A reinvestigation of the kinetics and the mechanism of the CH3C(O)O2 + HO2 reaction using both experimental and theoretical approaches.

The kinetics and the mechanism of the reaction CH(3)C(O)O(2)+ HO(2) were reinvestigated at room temperature using two complementary approaches: one experimental, using flash photolysis/UV absorption technique and one theoretical, with quantum chemistry calculations performed using the density functional theory (DFT) method with the three-parameter hybrid functional B3LYP associated with the 6-31G(d,p) basis set. According to a recent paper reported by Hasson et al., [J. Phys.
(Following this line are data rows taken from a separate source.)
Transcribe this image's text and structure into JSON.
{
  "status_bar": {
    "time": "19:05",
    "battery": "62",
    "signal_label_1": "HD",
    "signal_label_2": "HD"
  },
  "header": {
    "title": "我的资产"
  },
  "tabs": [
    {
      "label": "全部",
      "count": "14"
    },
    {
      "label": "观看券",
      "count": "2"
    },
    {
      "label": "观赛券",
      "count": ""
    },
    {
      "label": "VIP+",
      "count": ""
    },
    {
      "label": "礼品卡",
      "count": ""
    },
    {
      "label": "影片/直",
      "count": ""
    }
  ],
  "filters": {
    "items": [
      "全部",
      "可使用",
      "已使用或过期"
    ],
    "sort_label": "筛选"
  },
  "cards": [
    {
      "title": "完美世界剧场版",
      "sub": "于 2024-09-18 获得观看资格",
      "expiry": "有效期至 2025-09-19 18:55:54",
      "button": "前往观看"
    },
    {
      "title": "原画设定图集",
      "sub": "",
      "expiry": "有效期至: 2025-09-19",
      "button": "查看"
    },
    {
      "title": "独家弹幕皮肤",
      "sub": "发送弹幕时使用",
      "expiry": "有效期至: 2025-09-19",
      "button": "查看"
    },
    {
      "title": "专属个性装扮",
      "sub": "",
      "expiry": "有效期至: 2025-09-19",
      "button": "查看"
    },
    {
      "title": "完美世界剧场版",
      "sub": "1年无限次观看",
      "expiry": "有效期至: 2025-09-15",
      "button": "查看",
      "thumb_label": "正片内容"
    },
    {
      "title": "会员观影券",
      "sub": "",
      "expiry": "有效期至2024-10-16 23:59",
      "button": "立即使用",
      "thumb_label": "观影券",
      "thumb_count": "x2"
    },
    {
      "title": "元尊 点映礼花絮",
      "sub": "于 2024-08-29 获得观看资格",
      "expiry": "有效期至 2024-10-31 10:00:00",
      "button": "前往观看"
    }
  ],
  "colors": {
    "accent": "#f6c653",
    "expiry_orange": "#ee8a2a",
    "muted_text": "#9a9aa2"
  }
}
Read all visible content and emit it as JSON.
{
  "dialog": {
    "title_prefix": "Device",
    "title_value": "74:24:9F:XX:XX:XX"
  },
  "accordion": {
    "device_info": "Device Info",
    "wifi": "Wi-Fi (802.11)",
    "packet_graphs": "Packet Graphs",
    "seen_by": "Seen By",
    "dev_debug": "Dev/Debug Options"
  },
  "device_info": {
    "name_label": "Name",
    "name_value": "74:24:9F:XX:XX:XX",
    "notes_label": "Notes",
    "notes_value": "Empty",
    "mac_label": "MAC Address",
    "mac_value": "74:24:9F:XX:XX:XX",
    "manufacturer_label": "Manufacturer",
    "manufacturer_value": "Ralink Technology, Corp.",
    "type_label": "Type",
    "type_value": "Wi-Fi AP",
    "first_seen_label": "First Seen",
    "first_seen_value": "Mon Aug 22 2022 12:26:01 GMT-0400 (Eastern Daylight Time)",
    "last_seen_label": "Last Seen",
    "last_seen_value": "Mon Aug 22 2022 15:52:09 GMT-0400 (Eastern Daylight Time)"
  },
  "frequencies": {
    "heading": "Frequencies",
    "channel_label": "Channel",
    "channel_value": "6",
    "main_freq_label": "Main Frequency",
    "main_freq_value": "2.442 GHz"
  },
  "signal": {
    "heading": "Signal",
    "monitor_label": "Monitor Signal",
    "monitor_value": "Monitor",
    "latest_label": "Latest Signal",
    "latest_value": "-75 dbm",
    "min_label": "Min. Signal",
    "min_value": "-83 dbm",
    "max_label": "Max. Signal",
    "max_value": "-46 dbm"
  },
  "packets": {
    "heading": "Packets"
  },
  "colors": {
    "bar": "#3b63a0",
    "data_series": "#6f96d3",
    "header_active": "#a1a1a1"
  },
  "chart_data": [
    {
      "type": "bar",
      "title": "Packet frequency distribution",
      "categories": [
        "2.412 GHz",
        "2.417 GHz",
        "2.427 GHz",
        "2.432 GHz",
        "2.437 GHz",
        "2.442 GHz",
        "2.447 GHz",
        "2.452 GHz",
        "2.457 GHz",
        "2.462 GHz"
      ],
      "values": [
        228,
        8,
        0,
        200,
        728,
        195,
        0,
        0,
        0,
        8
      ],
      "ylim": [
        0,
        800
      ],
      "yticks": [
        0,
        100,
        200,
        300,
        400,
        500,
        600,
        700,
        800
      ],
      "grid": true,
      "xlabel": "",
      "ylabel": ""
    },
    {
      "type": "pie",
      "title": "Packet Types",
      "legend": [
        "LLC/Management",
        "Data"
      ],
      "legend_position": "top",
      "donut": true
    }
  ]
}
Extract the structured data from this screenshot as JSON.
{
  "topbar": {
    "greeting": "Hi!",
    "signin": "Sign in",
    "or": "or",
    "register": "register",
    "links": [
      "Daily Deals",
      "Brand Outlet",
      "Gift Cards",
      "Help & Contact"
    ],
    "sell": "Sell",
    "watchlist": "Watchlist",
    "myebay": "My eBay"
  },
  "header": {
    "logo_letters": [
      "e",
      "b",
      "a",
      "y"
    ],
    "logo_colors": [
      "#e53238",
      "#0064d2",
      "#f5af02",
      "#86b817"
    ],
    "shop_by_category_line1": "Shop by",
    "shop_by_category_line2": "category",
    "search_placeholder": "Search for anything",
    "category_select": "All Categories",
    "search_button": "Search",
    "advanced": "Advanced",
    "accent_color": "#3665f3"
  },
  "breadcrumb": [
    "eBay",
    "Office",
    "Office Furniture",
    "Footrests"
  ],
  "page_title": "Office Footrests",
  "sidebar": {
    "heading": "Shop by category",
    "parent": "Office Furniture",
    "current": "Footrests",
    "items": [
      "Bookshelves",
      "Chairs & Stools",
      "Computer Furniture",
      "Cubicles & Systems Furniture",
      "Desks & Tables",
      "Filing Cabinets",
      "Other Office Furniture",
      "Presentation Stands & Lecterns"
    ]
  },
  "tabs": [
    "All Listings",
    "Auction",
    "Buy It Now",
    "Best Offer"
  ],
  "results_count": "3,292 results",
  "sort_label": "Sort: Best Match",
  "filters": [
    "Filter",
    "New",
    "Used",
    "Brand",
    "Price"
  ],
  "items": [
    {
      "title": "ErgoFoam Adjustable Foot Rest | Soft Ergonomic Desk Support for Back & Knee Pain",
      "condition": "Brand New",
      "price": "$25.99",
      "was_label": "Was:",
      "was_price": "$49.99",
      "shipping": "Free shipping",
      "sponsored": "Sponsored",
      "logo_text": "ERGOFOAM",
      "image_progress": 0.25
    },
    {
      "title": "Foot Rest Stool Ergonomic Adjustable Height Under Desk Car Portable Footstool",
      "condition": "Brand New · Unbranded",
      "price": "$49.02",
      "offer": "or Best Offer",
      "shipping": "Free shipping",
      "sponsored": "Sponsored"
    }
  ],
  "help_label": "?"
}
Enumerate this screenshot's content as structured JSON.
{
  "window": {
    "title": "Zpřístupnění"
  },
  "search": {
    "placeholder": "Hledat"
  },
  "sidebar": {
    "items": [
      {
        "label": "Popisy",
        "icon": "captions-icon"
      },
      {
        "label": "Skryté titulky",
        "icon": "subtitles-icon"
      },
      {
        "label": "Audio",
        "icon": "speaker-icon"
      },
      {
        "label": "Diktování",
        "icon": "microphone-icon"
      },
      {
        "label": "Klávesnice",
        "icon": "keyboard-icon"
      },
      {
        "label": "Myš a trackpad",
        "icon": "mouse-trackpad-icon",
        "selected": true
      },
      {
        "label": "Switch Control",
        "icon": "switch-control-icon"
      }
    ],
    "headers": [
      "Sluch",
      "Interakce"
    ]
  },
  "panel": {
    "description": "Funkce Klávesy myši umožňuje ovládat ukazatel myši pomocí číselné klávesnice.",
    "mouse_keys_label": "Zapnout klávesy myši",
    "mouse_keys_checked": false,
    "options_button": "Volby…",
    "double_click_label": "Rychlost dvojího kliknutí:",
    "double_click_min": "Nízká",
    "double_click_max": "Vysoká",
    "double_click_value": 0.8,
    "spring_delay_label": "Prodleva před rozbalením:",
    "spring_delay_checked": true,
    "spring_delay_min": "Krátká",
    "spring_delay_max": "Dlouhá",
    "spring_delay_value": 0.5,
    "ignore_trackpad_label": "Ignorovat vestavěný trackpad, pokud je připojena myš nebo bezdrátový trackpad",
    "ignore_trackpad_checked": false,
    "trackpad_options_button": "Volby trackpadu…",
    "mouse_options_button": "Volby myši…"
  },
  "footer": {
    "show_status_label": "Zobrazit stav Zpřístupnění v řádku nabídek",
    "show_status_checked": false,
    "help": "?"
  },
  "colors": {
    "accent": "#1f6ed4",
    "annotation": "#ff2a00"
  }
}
Chem., 2004, 108, 5979-5989] this reaction may proceed by three different channels: CH(3)C(O)O(2)+ HO(2)--> CH(3)C(O)OOH + O(2) (1a); CH(3)C(O)O(2)+ HO(2)--> CH(3)C(O)OH + O(3) (1b); CH(3)C(O)O(2)+ HO(2)--> CH(3)C(O)O + OH + O(2) (1c). In experiments, CH(3)C(O)O(2) and HO(2) radicals were generated using Cl-initiated oxidation of acetaldehyde and methanol, respectively, in the presence of oxygen. The addition of amounts of benzene in the system, forming hydroxycyclohexadienyl radicals in the presence of OH, allowed us to answer that channel (1c) is <10%. The rate constant k(1) of reaction (1) has been finally measured at (1.50 +/- 0.08) x 10(-11) cm(3) molecule(-1) s(-1) at 298 K, after having considered the combination of all the possible values for the branching ratios k(1a)/k(1,)k(1b)/k(1,)k(1c)/k(1) and has been compared to previous measurements. The branching ratio k(1b)/k(1), determined by measuring ozone in situ, was found to be equal to (20 +/- 1)%, a value consistent with the previous values reported in the literature. DFT calculations show that channel (1c) is also of minor importance: it was deduced unambiguously that the formation of CH(3)C(O)OOH + O(2) (X (3)Sigma(-)(g)) is the dominant product channel, followed by the second channel (1b) leading to CH(3)C(O)OH and singlet O(3) and, much less importantly, channel (1c) which corresponds to OH formation. These conclusions give a reliable explanation of the experimental observations of this work. In conclusion, the present study demonstrates that the CH(3)C(O)O(2)+ HO(2) is still predominantly a radical chain termination reaction in the tropospheric ozone chain formation processes.